My problem is where the magic number should be 0x424d //'BM' fread() it flips the bytes to be 0x4d42 // 'MB'

Why does fread() do this and how can I fix it;

EDIT: If I wasn't specific enough, I need to read the whole chunk of hex data into the struct not just the magic number. I only picked the magic number as an example.

Answer 1

This is not the fault of fread, but of your CPU, which is (apparently) little-endian. That is, your CPU treats the first byte in a short value as the low 8 bits, rather than (as you seem to have expected) the high 8 bits.

Whenever you read a binary file format, you must explicitly convert from the file format's endianness to the CPU's native endianness.
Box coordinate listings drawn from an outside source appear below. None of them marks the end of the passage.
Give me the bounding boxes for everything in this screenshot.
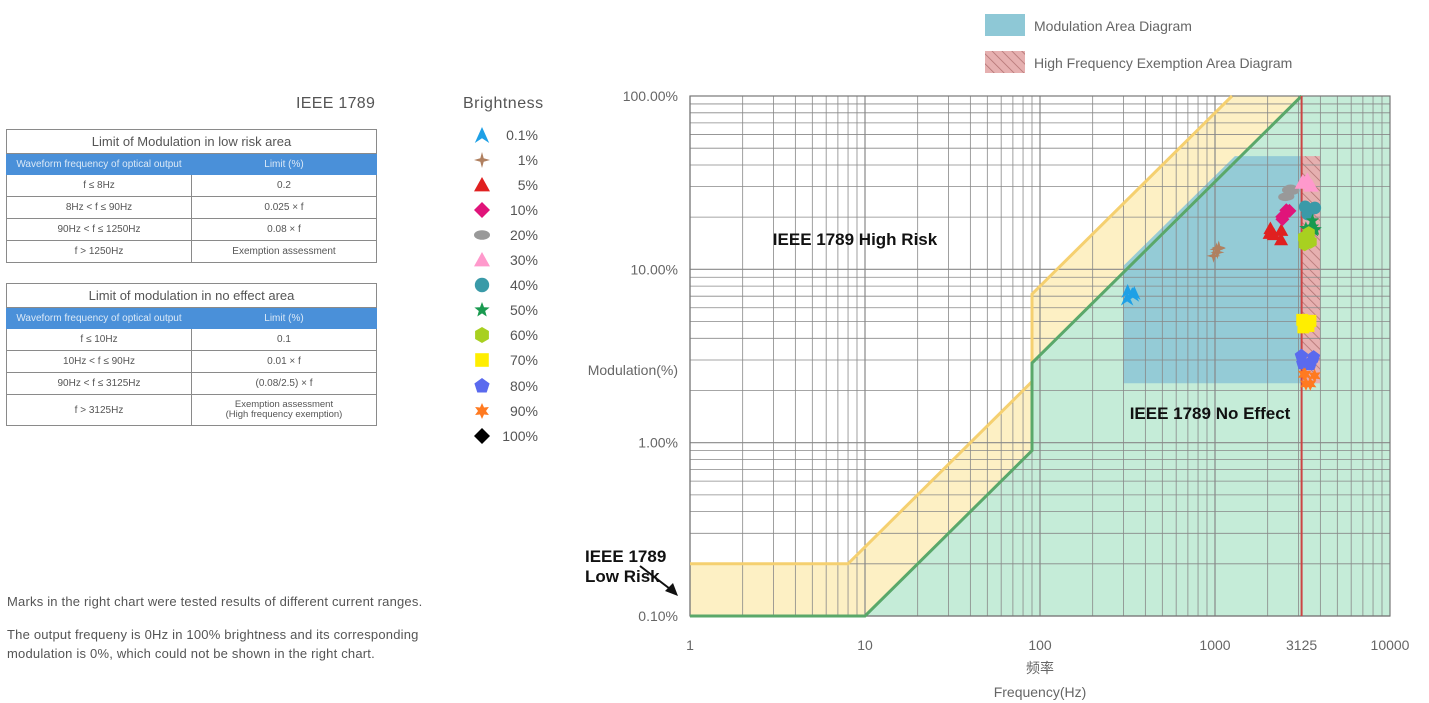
brightness-legend-item: 40% (470, 273, 538, 298)
data-point-cluster (1206, 240, 1226, 263)
y-tick-label: 100.00% (623, 88, 678, 104)
brightness-legend-item: 50% (470, 298, 538, 323)
brightness-legend-label: 90% (509, 402, 538, 419)
ieee-title: IEEE 1789 (296, 95, 376, 112)
data-point-cluster (1298, 200, 1322, 221)
plot-border (689, 95, 1391, 617)
data-point-cluster (1298, 226, 1317, 252)
no-effect-header-frequency: Waveform frequency of optical output (6, 307, 192, 329)
note-zero-hz-line2: modulation is 0%, which could not be sho… (7, 646, 375, 661)
no-effect-boundary-line (690, 94, 1303, 618)
brightness-legend-item: 70% (470, 348, 538, 373)
pentagon-icon (474, 377, 490, 392)
y-axis-label: Modulation(%) (588, 362, 678, 378)
data-point-cluster (1275, 203, 1297, 227)
table-cell: f > 3125Hz (6, 394, 192, 426)
arrowhead-icon (665, 583, 678, 596)
note-zero-hz-line1: The output frequeny is 0Hz in 100% brigh… (7, 627, 419, 642)
brightness-legend-label: 60% (509, 327, 538, 344)
note-tested-results: Marks in the right chart were tested res… (7, 594, 423, 609)
diamond-icon (474, 201, 490, 218)
high-risk-label: IEEE 1789 High Risk (773, 230, 938, 249)
brightness-legend-label: 20% (509, 226, 538, 243)
brightness-legend-label: 100% (502, 427, 538, 444)
table-cell: Exemption assessment (High frequency exe… (191, 394, 377, 426)
ellipse-icon (474, 230, 490, 240)
modulation-area-legend-label: Modulation Area Diagram (1034, 18, 1192, 34)
brightness-legend-item: 80% (470, 373, 538, 398)
brightness-legend-label: 50% (509, 302, 538, 319)
x-axis-label-cn: 频率 (1026, 660, 1054, 676)
y-tick-label: 1.00% (638, 435, 678, 451)
brightness-legend-item: 60% (470, 323, 538, 348)
brightness-legend-item: 20% (470, 222, 538, 247)
x-tick-label: 100 (1028, 637, 1052, 653)
spike-triangle-icon (474, 126, 490, 143)
data-point-cluster (1297, 367, 1321, 391)
brightness-legend-item: 5% (470, 172, 538, 197)
y-tick-label: 0.10% (638, 608, 678, 624)
x-tick-label: 1000 (1199, 637, 1230, 653)
diamond-icon (474, 427, 490, 444)
brightness-title: Brightness (463, 95, 544, 112)
x-axis-label: Frequency(Hz) (994, 684, 1087, 700)
no-effect-label: IEEE 1789 No Effect (1130, 404, 1291, 423)
low-risk-limit-table: Limit of Modulation in low risk area Wav… (6, 129, 377, 263)
low-risk-label-line1: IEEE 1789 (585, 547, 666, 566)
brightness-legend-item: 10% (470, 197, 538, 222)
brightness-legend-item: 100% (470, 423, 538, 448)
brightness-legend-label: 10% (509, 201, 538, 218)
brightness-legend-item: 1% (470, 147, 538, 172)
data-point-cluster (1296, 313, 1317, 334)
no-effect-limit-table: Limit of modulation in no effect area Wa… (6, 283, 377, 426)
brightness-legend-label: 70% (509, 352, 538, 369)
x-tick-label: 10 (857, 637, 873, 653)
x-tick-label: 10000 (1371, 637, 1410, 653)
six-point-star-icon (475, 402, 489, 419)
no-effect-header-limit: Limit (%) (191, 307, 377, 329)
x-tick-label: 1 (686, 637, 694, 653)
y-tick-label: 10.00% (631, 261, 678, 277)
x-tick-label: 3125 (1286, 637, 1317, 653)
four-point-star-icon (474, 151, 490, 168)
brightness-legend-label: 1% (517, 151, 538, 168)
modulation-area-legend-swatch (985, 14, 1025, 36)
brightness-legend-label: 0.1% (506, 126, 538, 143)
exemption-area-legend-label: High Frequency Exemption Area Diagram (1034, 55, 1292, 71)
low-risk-label-line2: Low Risk (585, 567, 660, 586)
hexagon-icon (475, 327, 489, 344)
brightness-legend-item: 90% (470, 398, 538, 423)
low-risk-header-frequency: Waveform frequency of optical output (6, 153, 192, 175)
data-point-cluster (1262, 221, 1289, 246)
circle-icon (474, 277, 490, 293)
brightness-legend-label: 5% (517, 176, 538, 193)
triangle-icon (474, 176, 490, 192)
star-icon (474, 302, 490, 317)
data-point-cluster (1294, 172, 1319, 192)
data-point-cluster (1120, 283, 1141, 306)
square-icon (475, 353, 489, 368)
table-cell: Exemption assessment (191, 240, 377, 263)
triangle-icon (474, 252, 490, 267)
brightness-legend-label: 40% (509, 277, 538, 294)
exemption-area-legend-swatch (985, 51, 1025, 73)
data-point-cluster (1294, 348, 1321, 371)
low-risk-header-limit: Limit (%) (191, 153, 377, 175)
brightness-legend-label: 80% (509, 377, 538, 394)
brightness-legend-item: 0.1% (470, 122, 538, 147)
brightness-legend-item: 30% (470, 248, 538, 273)
brightness-legend-label: 30% (509, 252, 538, 268)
You do that with functions like these:

/* CHAR_BIT == 8 assumed */
uint16_t le16_to_cpu(const uint8_t *buf)
{
   return ((uint16_t)buf[0]) | (((uint16_t)buf[1]) << 8);
}
uint16_t be16_to_cpu(const uint8_t *buf)
{
   return ((uint16_t)buf[1]) | (((uint16_t)buf[0]) << 8);
}

You do your fread into an uint8_t buffer of the appropriate size, and then you manually copy all the data bytes over to your BMPHeader struct, converting as necessary. That would look something like this:

/* note adjustments to type definition */
typedef struct BMPHeader
{
    uint8_t magic_number[2];
    uint32_t file_size;
    uint8_t reserved[4];
    uint32_t data_offset;
} BMPHeader;

/* in general this is _not_ equal to sizeof(BMPHeader) */
#define BMP_WIRE_HDR_LEN (2 + 4 + 4 + 4)

/* returns 0=success, -1=error */
int read_bmp_header(BMPHeader *hdr, FILE *fp)
{
    uint8_t buf[BMP_WIRE_HDR_LEN];

    if (fread(buf, 1, sizeof buf, fp) != sizeof buf)
        return -1;

    hdr->magic_number[0] = buf[0];
    hdr->magic_number[1] = buf[1];

    hdr->file_size = le32_to_cpu(buf+2);

    hdr->reserved[0] = buf[6];
    hdr->reserved[1] = buf[7];
    hdr->reserved[2] = buf[8];
    hdr->reserved[3] = buf[9];

    hdr->data_offset = le32_to_cpu(buf+10);

    return 0;
}

You do not assume that the CPU's endianness is the same as the file format's even if you know for a fact that right now they are the same; you write the conversions anyway, so that in the future your code will work without modification on a CPU with the opposite endianness.

You can make life easier for yourself by using the fixed-width <stdint.h> types, by using unsigned types unless being able to represent negative numbers is absolutely required, and by not using integers when character arrays will do. I've done all these things in the above example. You can see that you need not bother endian-converting the magic number, because the only thing you need to do with it is test magic_number[0]=='B' && magic_number[1]=='M'.

Conversion in the opposite direction, btw, looks like this:

void cpu_to_le16(uint8_t *buf, uint16_t val)
{
   buf[0] = (val & 0x00FF);
   buf[1] = (val & 0xFF00) >> 8;
}
void cpu_to_be16(uint8_t *buf, uint16_t val)
{
   buf[0] = (val & 0xFF00) >> 8;
   buf[1] = (val & 0x00FF);
}

Conversion of 32-/64-bit quantities left as an exercise.